The comments of you and Warwick Brandes are very good, but I suspect a bit on the anti-Aussie.

I think Australia pays most for the benefit of PNG, and regrettably via your leaders and senior bureaucrats come back here for purchases of homes, etc.

Now what do you think of that? Somare and Co etc. Go to Clifton Gardens, north 20 odd kms of Cairns and have a look. You will be surprised - BMWs and Mercedes (top range) even left in the streets! I have seen it courtesy of an ex-resident of Lae, and born in Lae.

If you were in Brisbane on your visit to address the PNG problems, you may have had the opportunity to visit ANZAC Square, where you may have seen a statue - WW2 - the "Fuzzy Wuzzy Angel" assisting a wounded Australian soldier.

You might also be interested in knowing that school Australians knowledge regarding PNG is what happened in WW2, classes here do history lessons and I have seen many kids of all nationalities (now Aussies) taking copious notes of what is written on the plaques under the statues.

So school children here "should" know some history regarding PNG and Australia?

As you have mentioned - look at the cartoons in the Australian press - today one had Kevin in bed with William, Katie and a baby! Silly but funny, I believe in the Murdoch rag - The Sydney Telegraph.

Martyn - you are not right on this nor are you wrong.

A bit of both one may say. I do recall that the first visit by PM Kevin Rudd and the naming of a baby bought great glee in comments long ago.

PM Rudd was the "hero". You can't have it both ways, or can you?

Peter Kranz

For Kevin Rudd to ignite the fuse of racial and nationalistic denigration of PNG by ignorant Australians shows that Martyn has a good point.

Rudd is prepared to sacrifice his much-vaunted relationship with PNG for cynical exploitation to try and win an electoral advantage.

Just imagine this in the reverse. PNG is faced by the frightening prospect of a few thousand Muslims seeking refuge in PNG, so manages to broker a deal with Australia whereby they can all be sent to Groote Eylandt.

Equal partners? My arse.

This is colonial-era bullying and bribery.

Martyn Namorong

Thanks Warwick for your feedback. I believe this was also a major blunder on the part of PNG's politicians.

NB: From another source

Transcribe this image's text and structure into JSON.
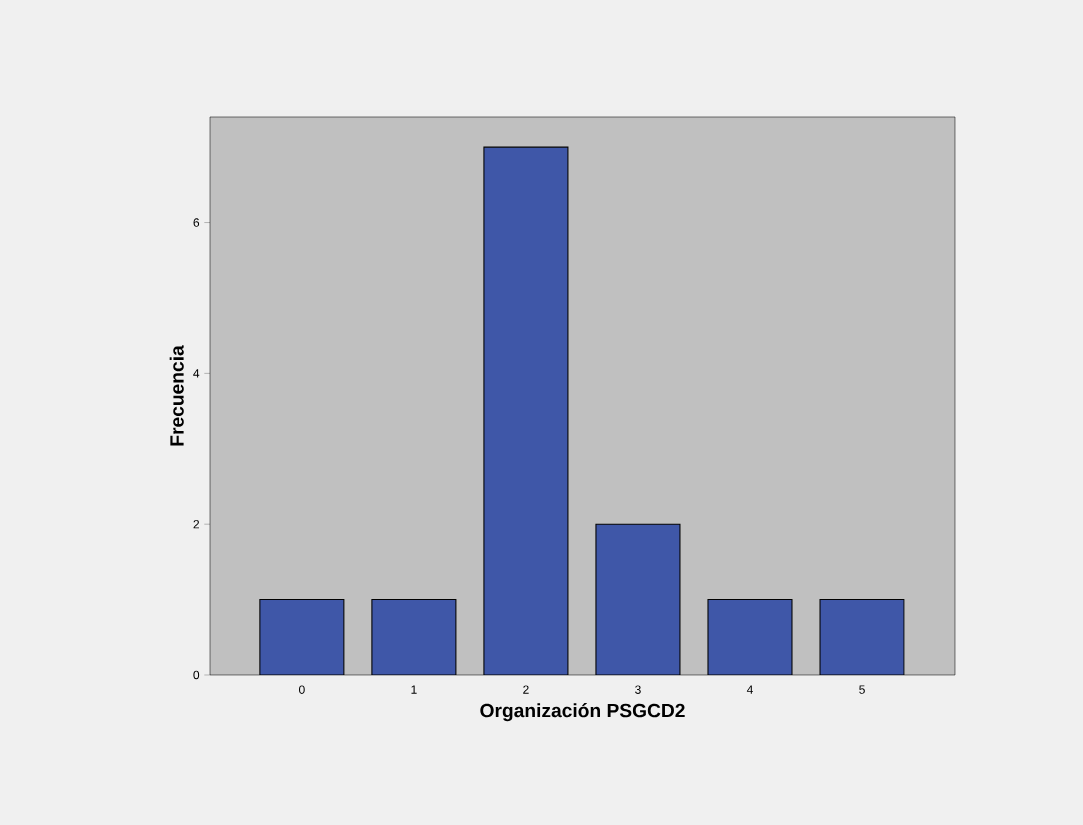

One only has to look at the cartoons in the Australian press to see negative stereotypes of PNG, further perpetuating the myth that Martyn Namorong and his kind still live as savages

Warwick Brandes

Hi Martyn,

I have been trying to find words for these hasty arrangements and after reviewing the Regional Resettlement arrangement between Australia and Papua New Guinea, find the whole process an ill conceived election winning ploy by PM Rudd.
PNG is not the "hostile, primitive backwater populated by mean, uneducated people" but it is an easy illusion to sell to potential illegal boat arrivals.
PNG Attitude has quite a few contributors who are expats and PNG Nationals with experience in Australian attitudes and for that we are thankful as they tend to try and keep the story straight.
Unfortunately, the overwhelming majority of Australian population have little idea of PNG culture, society and family structures. Their basic knowledge is that of WW2 commitment and contribution the Fuzzy Wuzzy Angels made.
With such a naive voter population, the sell is easy.
Interestingly, the Australian Opposition Leader Abbot is a supporter of same policy and hence demonstrates his complete ignorance of PNG society.
His deputy leader Julie Bishop seems equally ill equipped with understanding of PNG regularly using Moresby as a stage to proclaim her credentials and denigrate the current Australian government (regardless of who is the leader) for their contributions and investments in PNG.
Politics in Australia has become extremely grubby and personal. Voters are tiring of such behaviour yet in the new 24/7 news cycle with twitter and Facebook, this seems the new norm.
I suppose the party that reinvents the message in a friendlier and productive manner will gain popularity and improve the lot for all those unfortunate observers of this current style of politics.
I see the resettlement arrangement will evolve considerably prior to the detail due 31 July 2013 for new bilateral Memorandum of understanding to replace existing memorandum of understanding in effect for the Manus Island Processing Centre.
Thank you Marytn for finding the words in your usual effective style.